I did also enjoy the exploration and focus on female friendships in this novel, and it does end on a focus on friendship rather than romantic love, which is really nice to see. I don’t agree with all of the friendship choices made but it was nice it ended with a note of platonic love. As well as this, the girl’s groupchat in this was a highlight of the novel and did actually drive the plot forward at times.

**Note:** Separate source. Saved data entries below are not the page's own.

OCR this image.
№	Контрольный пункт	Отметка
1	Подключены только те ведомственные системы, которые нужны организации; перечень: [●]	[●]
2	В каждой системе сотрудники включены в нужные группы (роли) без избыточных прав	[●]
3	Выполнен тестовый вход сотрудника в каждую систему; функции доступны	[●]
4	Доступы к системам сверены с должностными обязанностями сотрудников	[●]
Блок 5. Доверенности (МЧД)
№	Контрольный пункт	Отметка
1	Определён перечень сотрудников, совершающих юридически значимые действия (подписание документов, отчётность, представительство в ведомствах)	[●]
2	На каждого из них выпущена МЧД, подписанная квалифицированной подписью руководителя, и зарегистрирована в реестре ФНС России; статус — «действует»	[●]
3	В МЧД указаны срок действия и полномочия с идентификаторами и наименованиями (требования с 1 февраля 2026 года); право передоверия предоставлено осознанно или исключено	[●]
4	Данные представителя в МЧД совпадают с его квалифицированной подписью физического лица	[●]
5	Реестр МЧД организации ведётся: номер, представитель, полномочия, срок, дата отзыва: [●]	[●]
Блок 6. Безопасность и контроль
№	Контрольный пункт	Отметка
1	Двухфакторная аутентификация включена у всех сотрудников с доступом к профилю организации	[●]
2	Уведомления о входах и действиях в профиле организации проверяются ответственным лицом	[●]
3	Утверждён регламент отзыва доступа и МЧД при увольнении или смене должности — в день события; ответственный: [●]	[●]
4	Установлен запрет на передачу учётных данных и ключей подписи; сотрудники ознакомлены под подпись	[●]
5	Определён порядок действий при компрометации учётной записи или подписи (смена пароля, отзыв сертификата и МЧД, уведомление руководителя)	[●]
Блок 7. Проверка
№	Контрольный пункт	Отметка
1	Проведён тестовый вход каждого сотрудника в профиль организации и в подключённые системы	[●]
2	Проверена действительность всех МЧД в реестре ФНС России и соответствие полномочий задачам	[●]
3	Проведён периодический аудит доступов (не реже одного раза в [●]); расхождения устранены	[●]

I also stated this book touched on a lot of racial issues, these included the hyper sexualisation of black women, Black Lives Matter, the awful shootings of black children in America by police, gentrification, how black women are often treated by health care professionals and many more. It was great to read and all were touched on well, however I would have preferred to seen a deeper discussion about some of these issues – specifically gentrification and The Black Lives Matters movement. Both of these were mentioned several times but I don’t think the book went into a lot of detail about them and I think they could gave really added to the narrative Williams was pushing about being a black woman navigating modern society. However, I don’t think any issues was sorely neglected or just brought up for ‘relevancy points’.

I think this book could have been better if it gone into greater detail about certain topics as a whole and had balanced it’s structure a little better, as unfortunately we spent too much time on Queenie making the same mistakes over and over again instead of on her ‘character development’/mental health recovery.

This read had me all over the place, I laughed at times but I also wanted to scream at Queenie at others, I smiled and I teared up a few times at the end too. It’s a frustrating read but it’s a rewarding one when you get to the end. I don’t know if I would recommend it, but I wouldn’t try and convince you not to read it also. It’s a challenging read and one I think you need to be prepared to go in disliking for a lot of it, but it is extremely engaging and interesting.

This is very different from Waterstone’s pick in January, but I can see why they picked it and it’s a good choice.